En tercer lugar, las ventajas logísticas y geoestratégicas son determinantes. Los EAU tienen como objetivo realizar sus exportaciones de petróleo a través del puerto de Fujairah, que se abre al golfo de Omán, reduciendo así la dependencia del estrecho de Ormuz. Esta estrategia es de importancia crítica para la seguridad del suministro, especialmente en periodos de crisis.

Por último, se puede evaluar que la decisión está relacionada con los equilibrios de poder regionales. La competencia económica entre los EAU, que consideran que merecen ser una potencia regional, y Arabia Saudita, junto con las diferencias estratégicas en regiones como Yemen, Somalia y Sudán, hacen que esta separación deje de ser solo una cuestión de política energética.

Reflejos regionales y globales

Esta retirada también se interpreta como un alejamiento de la Liga Árabe. La salida de los EAU de la OPEP demuestra que la competencia de poder en la región del Golfo ha adquirido una nueva dimensión. Este desarrollo no es solo económico, sino que también tiene la capacidad de afectar a las alianzas de defensa y política exterior. El hecho de que los EAU profundicen sus relaciones con Israel y la India se considera una orientación alternativa a los equilibrios regionales centrados en Arabia Saudita.

El futuro de la OPEP

Esta separación ha vuelto a poner sobre la mesa los debates sobre el futuro de la OPEP. Aunque la organización no se disolverá por completo, la salida de un país que ocupa una posición de productor importante puede considerarse un golpe significativo.
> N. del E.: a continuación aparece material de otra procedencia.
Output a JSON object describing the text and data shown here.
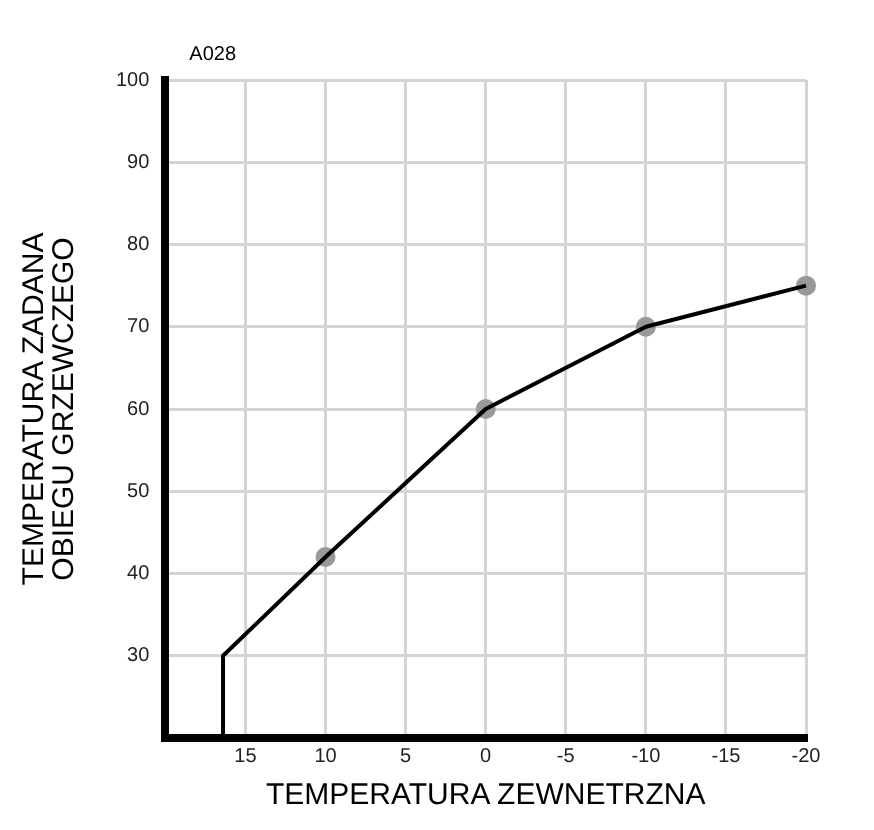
{
  "chart_data": {
    "type": "line",
    "xlabel": "TEMPERATURA ZEWNETRZNA",
    "ylabel": "TEMPERATURA ZADANA\nOBIEGU GRZEWCZEGO",
    "annotations": [
      "A028"
    ],
    "xlim": [
      20,
      -20
    ],
    "xticks": [
      15,
      10,
      5,
      0,
      -5,
      -10,
      -15,
      -20
    ],
    "ylim": [
      20,
      100
    ],
    "yticks": [
      30,
      40,
      50,
      60,
      70,
      80,
      90,
      100
    ],
    "grid": true,
    "legend": false,
    "series": [
      {
        "type": "line",
        "color": "#000000",
        "marker": "none",
        "x": [
          16.4,
          16.4,
          10,
          0,
          -10,
          -20
        ],
        "values": [
          20,
          30,
          42,
          60,
          70,
          75
        ]
      },
      {
        "type": "scatter",
        "color": "#999999",
        "marker": "circle",
        "x": [
          10,
          0,
          -10,
          -20
        ],
        "values": [
          42,
          60,
          70,
          75
        ]
      }
    ]
  }
}
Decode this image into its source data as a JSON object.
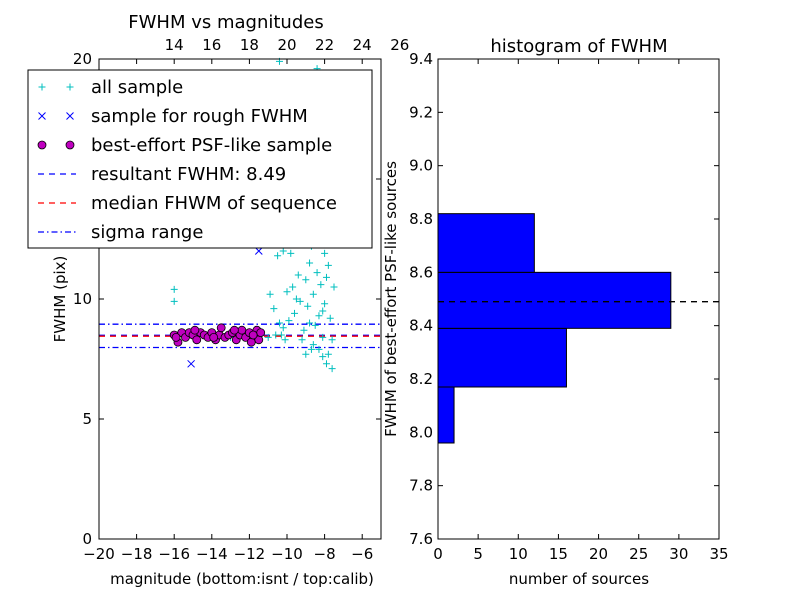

La salida de la organización de Qatar (2019), Ecuador (2020) y Angola (2024) en años anteriores ha aumentado las dudas sobre el futuro de la OPEP. A pesar de esto, no se espera que la organización se disuelva por completo, pero es probable que su influencia sobre la energía global disminuya.

Desde la perspectiva de Estados Unidos, considerando las críticas de larga data hacia las políticas de precios de la OPEP, se puede decir que este desarrollo es visto positivamente por Washington. En su discurso ante la Asamblea General de la ONU en 2018, Donald Trump acusó a los países de la OPEP de ‘explotar al mundo’ al mantener altos los precios del petróleo, y afirmó que, aunque Estados Unidos proporciona seguridad a la mayoría de estos países, la economía estadounidense se ve afectada negativamente por los altos precios de la energía. A partir de estas declaraciones, se puede decir que los intereses de las relaciones entre Estados Unidos y los EAU coinciden.

No obstante, en el marco de las acusaciones de que la estructura de la OPEP+ creada en 2016 (Rusia, Kazajistán, Baréin, Brunéi, Malasia, Omán, Sudán del Sur, Sudán, México y Azerbaiyán) sirve a Rusia e Irán, se considera que esta retirada tendrá efectos negativos sobre las economías de Rusia e Irán. Además, dicho desarrollo también se califica como un golpe geopolítico a favor de Estados Unidos contra Irán, Rusia y China.

Conclusión

La salida de los EAU de la OPEP señala una ruptura estructural en el sistema energético global. Se puede decir que este desarrollo no es solo un cambio en las políticas de producción, sino también el presagio de una nueva era en términos de equilibrios de poder regionales, relaciones de alianza y seguridad energética global.

Aunque no se espera que la OPEP se disuelva por completo a corto plazo, es probable que la influencia de la organización disminuya y surja un orden energético más flexible y con múltiples actores. Quién ganará en este proceso no está claro. A largo plazo, las dinámicas del mercado y las nuevas tecnologías energéticas serán determinantes.

En conclusión, la decisión de los EAU muestra más un proceso de transformación en el campo de la energía global que una simple separación.